Affaire Owono Nguema : le groupe parlementaire Front uni du Sénat s’interroge sur la nature du flagrant délit

Jean Eyeghe Ndong, président du Groupe Parlementaire Front Uni du Sénat © D.R

A la suite de la convocation du vénérable Jean Christophe Owono Nguema à l’antenne anti criminalité de la Direction générale des recherches de la gendarmerie, ce 30 octobre 2017 à 9 heures, pour affaire le concernant,  le groupe parlementaire Front uni du Sénat, en la personne de son président Jean Eyeghe Ndong, a réagi par l’entremise d’un communiqué de presse parvenu à la rédaction de Gabon Media Time.

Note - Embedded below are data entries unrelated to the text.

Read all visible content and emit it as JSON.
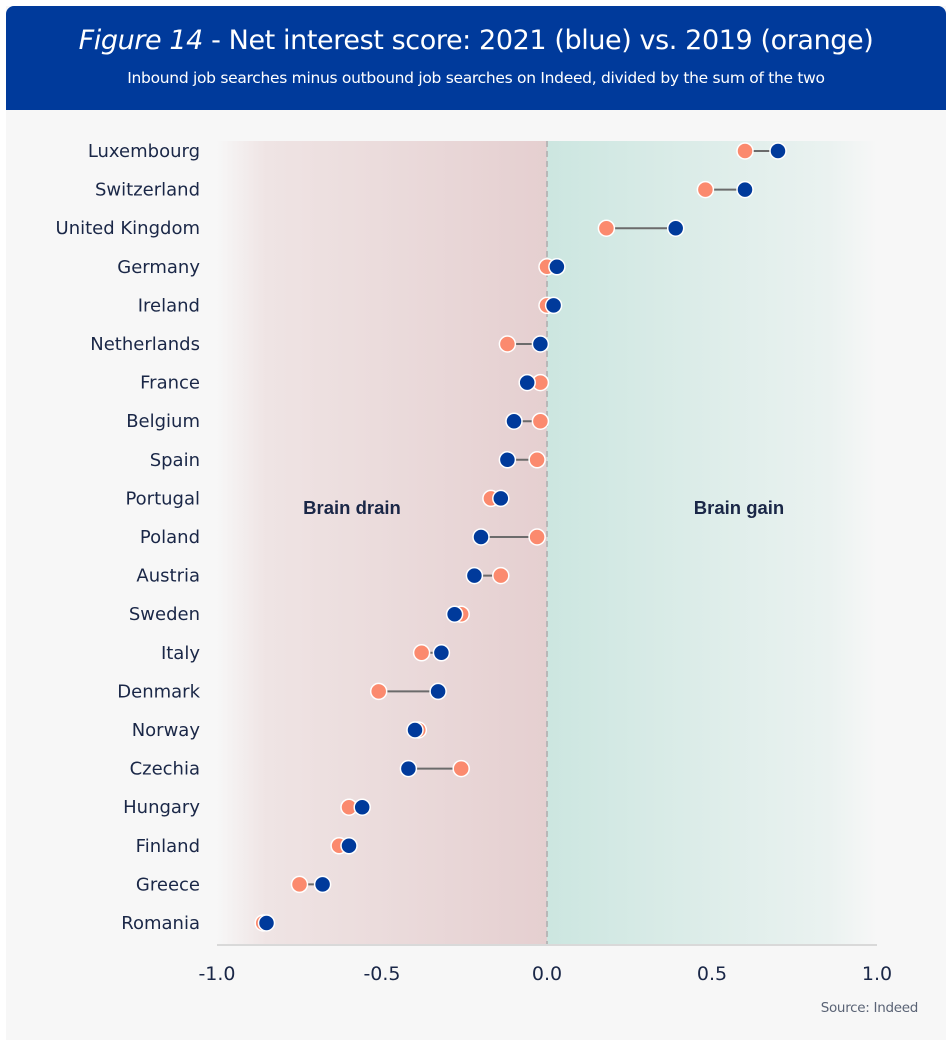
{
  "header": {
    "title_italic": "Figure 14",
    "title_rest": " - Net interest score: 2021 (blue) vs. 2019 (orange)",
    "subtitle": "Inbound job searches minus outbound job searches on Indeed, divided by the sum of the two"
  },
  "source": "Source: Indeed",
  "colors": {
    "blue_2021": "#003a9b",
    "orange_2019": "#fb8a6e",
    "connector": "#6b6b6b",
    "drain_shade": "#e5cfd0",
    "gain_shade": "#cce6e0",
    "label_text": "#1a2747"
  },
  "chart_data": {
    "type": "dumbbell",
    "title": "Figure 14 - Net interest score: 2021 (blue) vs. 2019 (orange)",
    "subtitle": "Inbound job searches minus outbound job searches on Indeed, divided by the sum of the two",
    "xlabel": "",
    "ylabel": "",
    "xlim": [
      -1.0,
      1.0
    ],
    "xticks": [
      -1.0,
      -0.5,
      0.0,
      0.5,
      1.0
    ],
    "xtick_labels": [
      "-1.0",
      "-0.5",
      "0.0",
      "0.5",
      "1.0"
    ],
    "grid": false,
    "legend": "in title (blue = 2021, orange = 2019)",
    "annotations": [
      {
        "text": "Brain drain",
        "region": "negative"
      },
      {
        "text": "Brain gain",
        "region": "positive"
      }
    ],
    "categories": [
      "Luxembourg",
      "Switzerland",
      "United Kingdom",
      "Germany",
      "Ireland",
      "Netherlands",
      "France",
      "Belgium",
      "Spain",
      "Portugal",
      "Poland",
      "Austria",
      "Sweden",
      "Italy",
      "Denmark",
      "Norway",
      "Czechia",
      "Hungary",
      "Finland",
      "Greece",
      "Romania"
    ],
    "series": [
      {
        "name": "2019",
        "color": "orange",
        "values": [
          0.6,
          0.48,
          0.18,
          0.0,
          0.0,
          -0.12,
          -0.02,
          -0.02,
          -0.03,
          -0.17,
          -0.03,
          -0.14,
          -0.26,
          -0.38,
          -0.51,
          -0.39,
          -0.26,
          -0.6,
          -0.63,
          -0.75,
          -0.86
        ]
      },
      {
        "name": "2021",
        "color": "blue",
        "values": [
          0.7,
          0.6,
          0.39,
          0.03,
          0.02,
          -0.02,
          -0.06,
          -0.1,
          -0.12,
          -0.14,
          -0.2,
          -0.22,
          -0.28,
          -0.32,
          -0.33,
          -0.4,
          -0.42,
          -0.56,
          -0.6,
          -0.68,
          -0.85
        ]
      }
    ]
  }
}
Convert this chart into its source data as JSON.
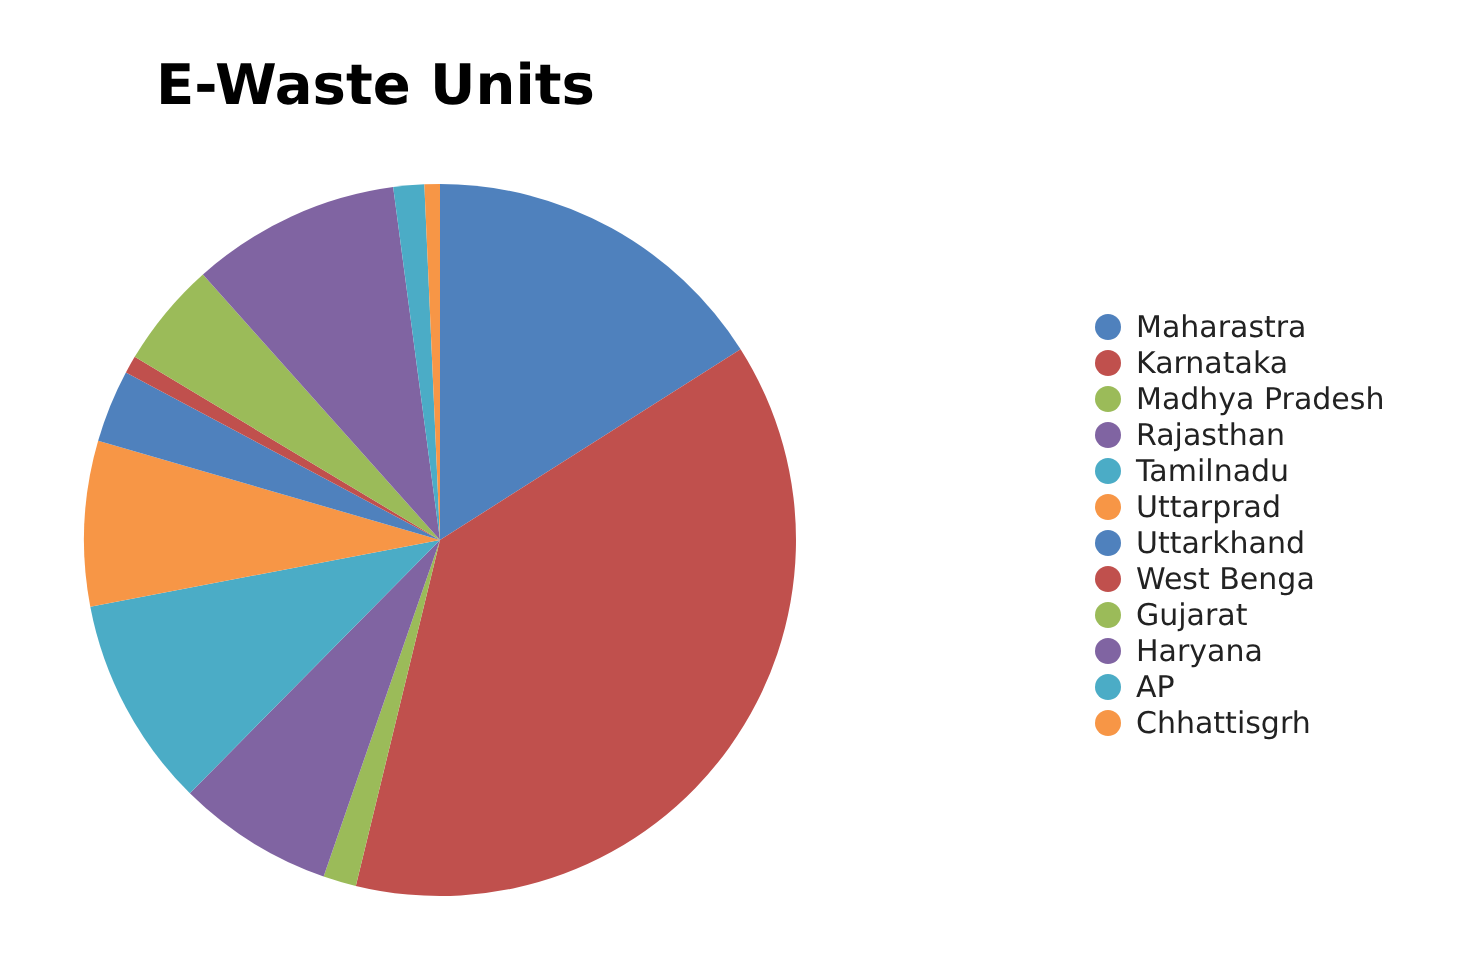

Rappelant tout d’abord qu’aux termes de l’article 38 de la Constitution, tiré de la loi n°1/94 du 18 mars 1994, «aucun membre du parlement ne peut être poursuivi, recherché, arrêté, détenu, ou jugé à l’occasion des opinion ou vote émis par lui dans l’exercice de ses fonctions. Tout membre du parlement ne peut, pendant la durée des sessions, être poursuivi, recherché, ou arrêté en matière criminelle, correctionnelle ou de simple police qu’avec l’autorisation du bureau de la chambre intéressée, sauf en cas de flagrant délit ou de condamnation définitive. La détention ou la poursuite d’un membre du parlement est suspendue jusqu’à la fin de son mandat, sauf en cas de levée de l’immunité parlementaire», le vénérable Jean Eyeghe Ndong s’est questionné sur la nature du flagrant délit objet de la convocation, du 6ème vice-président du Sénat.

«Le groupe parlementaire Front uni du Sénat s’interroge sur la nature du flagrant délit qui semble être retenu par le procureur de la République»; a-t-on pu lire.

Le flagrant délit dont il est question «est censé avoir été commis le 19 octobre 2017. Peut-il faire l’objet d’une convocation le 30 octobre 2017 soit 11 jours après les faits s’ils sont constitués?»; conclut le communiqué du groupe parlementaire Front uni du Sénat.